Sédentaire, elle vit à l’intérieur d’un tube qu’elle produit. Elle est qualifiée de tubicole.

Espèce suspensivore, la Sabelle se nourrit en filtrant l’eau de mer grâce à un panache de tentacules. Elle capture ainsi les particules flottant dans l’eau, qui composent son alimentation.

La page Au menu de la Sabelle du Cabinet de curiosités virtuel et l’article de la semaine 37-2014 de Codex virtualis sont consacrés à cette espèce.

 

Le sommet du panache : des tentacules libres

 

Panache de Sabelle

Coupe transversale du panache de la Sabelle

Voir l’image légendée

 

Le panache de la Sabelle est composé de multiples tentacules qui, déployés, constituent une couronne en forme d’entonnoir.
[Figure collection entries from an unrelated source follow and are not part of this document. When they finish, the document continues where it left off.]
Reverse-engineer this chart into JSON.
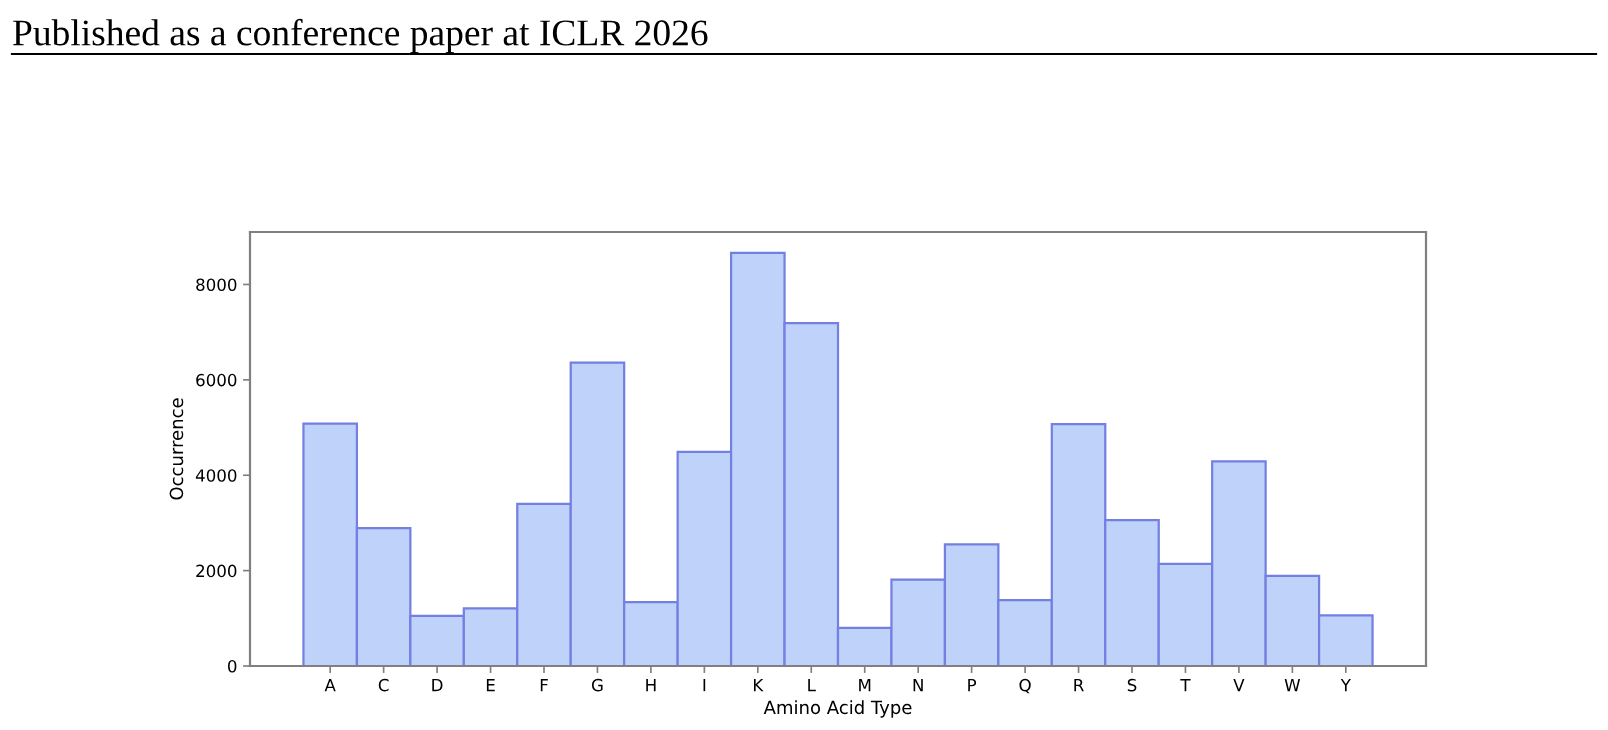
{
  "chart_data": {
    "type": "bar",
    "annotations": [
      "Published as a conference paper at ICLR 2026"
    ],
    "xlabel": "Amino Acid Type",
    "ylabel": "Occurrence",
    "categories": [
      "A",
      "C",
      "D",
      "E",
      "F",
      "G",
      "H",
      "I",
      "K",
      "L",
      "M",
      "N",
      "P",
      "Q",
      "R",
      "S",
      "T",
      "V",
      "W",
      "Y"
    ],
    "values": [
      5080,
      2890,
      1050,
      1210,
      3400,
      6360,
      1340,
      4490,
      8660,
      7190,
      800,
      1810,
      2550,
      1380,
      5070,
      3060,
      2140,
      4290,
      1890,
      1060
    ],
    "color": "#bfd3fa",
    "ylim": [
      0,
      9100
    ],
    "yticks": [
      0,
      2000,
      4000,
      6000,
      8000
    ],
    "grid": false
  }
}
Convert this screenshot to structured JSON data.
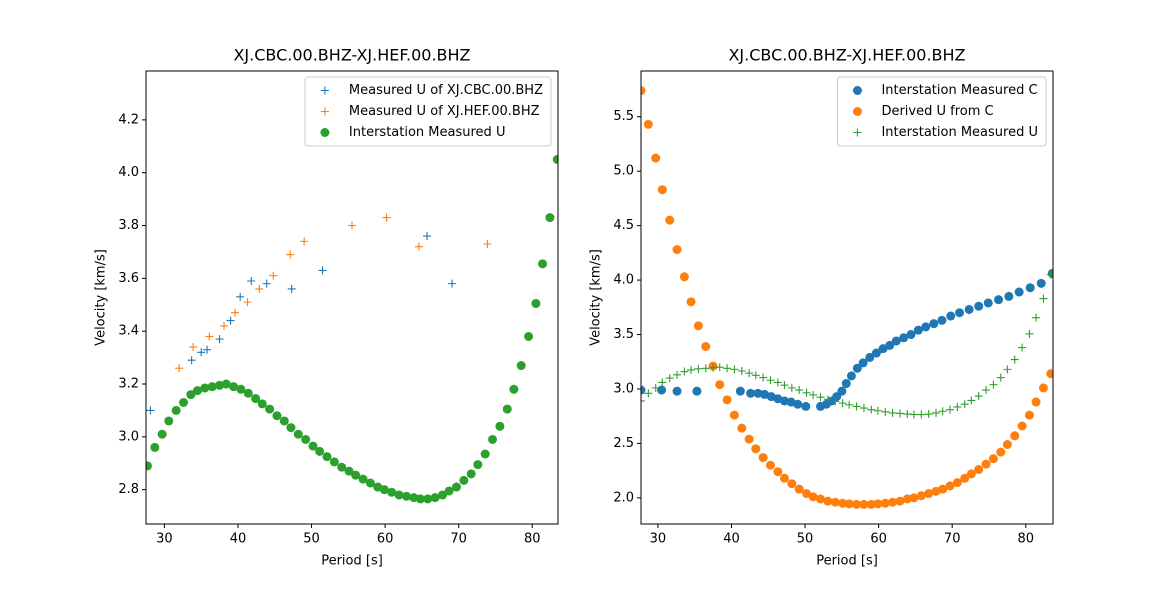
{
  "chart_data": [
    {
      "type": "scatter",
      "title": "XJ.CBC.00.BHZ-XJ.HEF.00.BHZ",
      "xlabel": "Period [s]",
      "ylabel": "Velocity [km/s]",
      "xlim": [
        27.5,
        83.5
      ],
      "ylim": [
        2.67,
        4.385
      ],
      "xticks": [
        30,
        40,
        50,
        60,
        70,
        80
      ],
      "yticks": [
        2.8,
        {
          "value": 3,
          "label": "3.0"
        },
        3.2,
        3.4,
        3.6,
        3.8,
        {
          "value": 4,
          "label": "4.0"
        },
        4.2
      ],
      "legend": "upper right",
      "series": [
        {
          "name": "Measured U of XJ.CBC.00.BHZ",
          "color": "#1f77b4",
          "marker": "+",
          "x": [
            28.1,
            33.7,
            35.0,
            35.8,
            37.5,
            39.0,
            40.3,
            41.8,
            43.9,
            47.3,
            51.5,
            65.7,
            69.1
          ],
          "values": [
            3.1,
            3.29,
            3.32,
            3.33,
            3.37,
            3.44,
            3.53,
            3.59,
            3.58,
            3.56,
            3.63,
            3.76,
            3.58
          ]
        },
        {
          "name": "Measured U of XJ.HEF.00.BHZ",
          "color": "#ff7f0e",
          "marker": "+",
          "x": [
            32.0,
            33.9,
            36.1,
            38.1,
            39.6,
            41.3,
            42.9,
            44.8,
            47.1,
            49.0,
            55.5,
            60.2,
            64.6,
            73.9
          ],
          "values": [
            3.26,
            3.34,
            3.38,
            3.42,
            3.47,
            3.51,
            3.56,
            3.61,
            3.69,
            3.74,
            3.8,
            3.83,
            3.72,
            3.73
          ]
        },
        {
          "name": "Interstation Measured U",
          "color": "#2ca02c",
          "marker": "o",
          "x": [
            27.7,
            28.7,
            29.7,
            30.6,
            31.6,
            32.6,
            33.6,
            34.5,
            35.5,
            36.5,
            37.5,
            38.4,
            39.4,
            40.4,
            41.4,
            42.4,
            43.3,
            44.3,
            45.3,
            46.3,
            47.2,
            48.2,
            49.2,
            50.2,
            51.1,
            52.1,
            53.1,
            54.1,
            55.1,
            56.0,
            57.0,
            58.0,
            59.0,
            59.9,
            60.9,
            61.9,
            62.9,
            63.9,
            64.8,
            65.8,
            66.8,
            67.8,
            68.7,
            69.7,
            70.7,
            71.7,
            72.6,
            73.6,
            74.6,
            75.6,
            76.6,
            77.5,
            78.5,
            79.5,
            80.5,
            81.4,
            82.4,
            83.4
          ],
          "values": [
            2.89,
            2.96,
            3.01,
            3.06,
            3.1,
            3.13,
            3.16,
            3.175,
            3.185,
            3.19,
            3.195,
            3.2,
            3.19,
            3.18,
            3.165,
            3.145,
            3.125,
            3.105,
            3.08,
            3.06,
            3.035,
            3.01,
            2.99,
            2.965,
            2.945,
            2.925,
            2.905,
            2.885,
            2.87,
            2.855,
            2.84,
            2.825,
            2.81,
            2.8,
            2.79,
            2.78,
            2.775,
            2.77,
            2.765,
            2.765,
            2.77,
            2.78,
            2.795,
            2.81,
            2.835,
            2.86,
            2.895,
            2.935,
            2.99,
            3.04,
            3.105,
            3.18,
            3.27,
            3.38,
            3.505,
            3.655,
            3.83,
            4.05
          ]
        }
      ]
    },
    {
      "type": "scatter",
      "title": "XJ.CBC.00.BHZ-XJ.HEF.00.BHZ",
      "xlabel": "Period [s]",
      "ylabel": "Velocity [km/s]",
      "xlim": [
        27.7,
        83.7
      ],
      "ylim": [
        1.76,
        5.92
      ],
      "xticks": [
        30,
        40,
        50,
        60,
        70,
        80
      ],
      "yticks": [
        {
          "value": 2,
          "label": "2.0"
        },
        2.5,
        {
          "value": 3,
          "label": "3.0"
        },
        3.5,
        {
          "value": 4,
          "label": "4.0"
        },
        4.5,
        {
          "value": 5,
          "label": "5.0"
        },
        5.5
      ],
      "legend": "upper right",
      "series": [
        {
          "name": "Interstation Measured C",
          "color": "#1f77b4",
          "marker": "o",
          "x": [
            27.7,
            30.5,
            32.6,
            35.3,
            41.2,
            42.6,
            43.6,
            44.5,
            45.4,
            46.3,
            47.2,
            48.1,
            49.0,
            50.1,
            52.1,
            52.9,
            53.6,
            54.3,
            55.0,
            55.6,
            56.3,
            57.1,
            57.9,
            58.8,
            59.7,
            60.6,
            61.5,
            62.4,
            63.4,
            64.4,
            65.4,
            66.4,
            67.5,
            68.6,
            69.8,
            71.0,
            72.3,
            73.6,
            74.9,
            76.3,
            77.7,
            79.1,
            80.6,
            82.1,
            83.6
          ],
          "values": [
            2.99,
            2.99,
            2.98,
            2.98,
            2.98,
            2.96,
            2.96,
            2.95,
            2.93,
            2.91,
            2.89,
            2.88,
            2.86,
            2.84,
            2.84,
            2.86,
            2.89,
            2.93,
            2.98,
            3.05,
            3.12,
            3.19,
            3.24,
            3.29,
            3.33,
            3.37,
            3.4,
            3.44,
            3.47,
            3.5,
            3.54,
            3.57,
            3.6,
            3.63,
            3.67,
            3.7,
            3.73,
            3.76,
            3.79,
            3.82,
            3.85,
            3.89,
            3.93,
            3.97,
            4.06
          ]
        },
        {
          "name": "Derived U from C",
          "color": "#ff7f0e",
          "marker": "o",
          "x": [
            27.7,
            28.7,
            29.7,
            30.6,
            31.6,
            32.6,
            33.6,
            34.5,
            35.5,
            36.5,
            37.5,
            38.4,
            39.4,
            40.4,
            41.4,
            42.4,
            43.3,
            44.3,
            45.3,
            46.3,
            47.2,
            48.2,
            49.2,
            50.2,
            51.1,
            52.1,
            53.1,
            54.1,
            55.1,
            56.0,
            57.0,
            58.0,
            59.0,
            59.9,
            60.9,
            61.9,
            62.9,
            63.9,
            64.8,
            65.8,
            66.8,
            67.8,
            68.7,
            69.7,
            70.7,
            71.7,
            72.6,
            73.6,
            74.6,
            75.6,
            76.6,
            77.5,
            78.5,
            79.5,
            80.5,
            81.4,
            82.4,
            83.4
          ],
          "values": [
            5.74,
            5.43,
            5.12,
            4.83,
            4.55,
            4.28,
            4.03,
            3.8,
            3.58,
            3.39,
            3.21,
            3.04,
            2.9,
            2.76,
            2.64,
            2.54,
            2.45,
            2.37,
            2.3,
            2.24,
            2.18,
            2.13,
            2.08,
            2.04,
            2.01,
            1.99,
            1.97,
            1.96,
            1.95,
            1.945,
            1.94,
            1.94,
            1.94,
            1.945,
            1.95,
            1.96,
            1.97,
            1.99,
            2.0,
            2.02,
            2.04,
            2.06,
            2.08,
            2.11,
            2.14,
            2.18,
            2.22,
            2.26,
            2.31,
            2.36,
            2.42,
            2.49,
            2.57,
            2.66,
            2.76,
            2.88,
            3.01,
            3.14
          ]
        },
        {
          "name": "Interstation Measured U",
          "color": "#2ca02c",
          "marker": "+",
          "x": [
            27.7,
            28.7,
            29.7,
            30.6,
            31.6,
            32.6,
            33.6,
            34.5,
            35.5,
            36.5,
            37.5,
            38.4,
            39.4,
            40.4,
            41.4,
            42.4,
            43.3,
            44.3,
            45.3,
            46.3,
            47.2,
            48.2,
            49.2,
            50.2,
            51.1,
            52.1,
            53.1,
            54.1,
            55.1,
            56.0,
            57.0,
            58.0,
            59.0,
            59.9,
            60.9,
            61.9,
            62.9,
            63.9,
            64.8,
            65.8,
            66.8,
            67.8,
            68.7,
            69.7,
            70.7,
            71.7,
            72.6,
            73.6,
            74.6,
            75.6,
            76.6,
            77.5,
            78.5,
            79.5,
            80.5,
            81.4,
            82.4,
            83.4
          ],
          "values": [
            2.89,
            2.96,
            3.01,
            3.06,
            3.1,
            3.13,
            3.16,
            3.175,
            3.185,
            3.19,
            3.195,
            3.2,
            3.19,
            3.18,
            3.165,
            3.145,
            3.125,
            3.105,
            3.08,
            3.06,
            3.035,
            3.01,
            2.99,
            2.965,
            2.945,
            2.925,
            2.905,
            2.885,
            2.87,
            2.855,
            2.84,
            2.825,
            2.81,
            2.8,
            2.79,
            2.78,
            2.775,
            2.77,
            2.765,
            2.765,
            2.77,
            2.78,
            2.795,
            2.81,
            2.835,
            2.86,
            2.895,
            2.935,
            2.99,
            3.04,
            3.105,
            3.18,
            3.27,
            3.38,
            3.505,
            3.655,
            3.83,
            4.05
          ]
        }
      ]
    }
  ]
}
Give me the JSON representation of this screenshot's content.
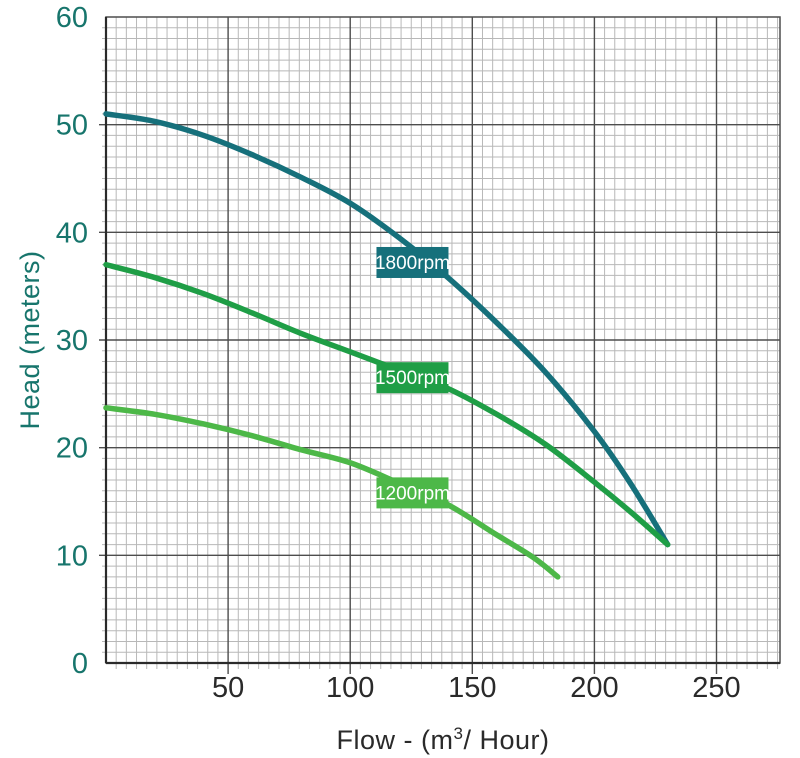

Elle est composée de deux lobes, au sein desquels les tentacules sont insérés selon une spirale lâche.

Au sommet du panache, les tentacules sont libres.
Chacun apparaît formé d’un axe creusé d’un sillon sur sa face interne, et porte de part et d’autre une succession de fines expansions appelées pinnules, orientées vers le cœur de la couronne.

 

Panache de Sabelle

Coupe transversale d'un tentacule de la Sabelle

Voir l’image légendée

 

L’axe des tentacules est délimité par un épithélium de revêtement simple, prismatique à cubique, recouvert d’une fine cuticule. Au niveau du sillon, les cellules épithéliales sont ciliées et quelques cellules glandulaires muqueuses sont intercalées.

Le cœur de l’axe des tentacules est occupé par un tissu de soutien de nature cartilagineuse. Il est constitué d’une abondante matrice extracellulaire dans laquelle des cellules dispersées, les chondrocytes, sont localement présentes.
Ce tissu entoure de volumineuses cellules vacuolisées, organisées en files longitudinales et correspondant également à des chondrocytes.

En position interne par rapport au tissu de soutien court un vaisseau sanguin longitudinal surmontant une cavité cœlomique, remplie de liquide et dont la paroi comporte quelques cellules contractiles.
Deux nerfs longitudinaux sont en outre présents de part et d’autre de la cavité cœlomique.
Le déploiement du panache de tentacules est en particulier dû à une augmentation de la pression exercée sur le liquide contenu dans les cavités cœlomiques.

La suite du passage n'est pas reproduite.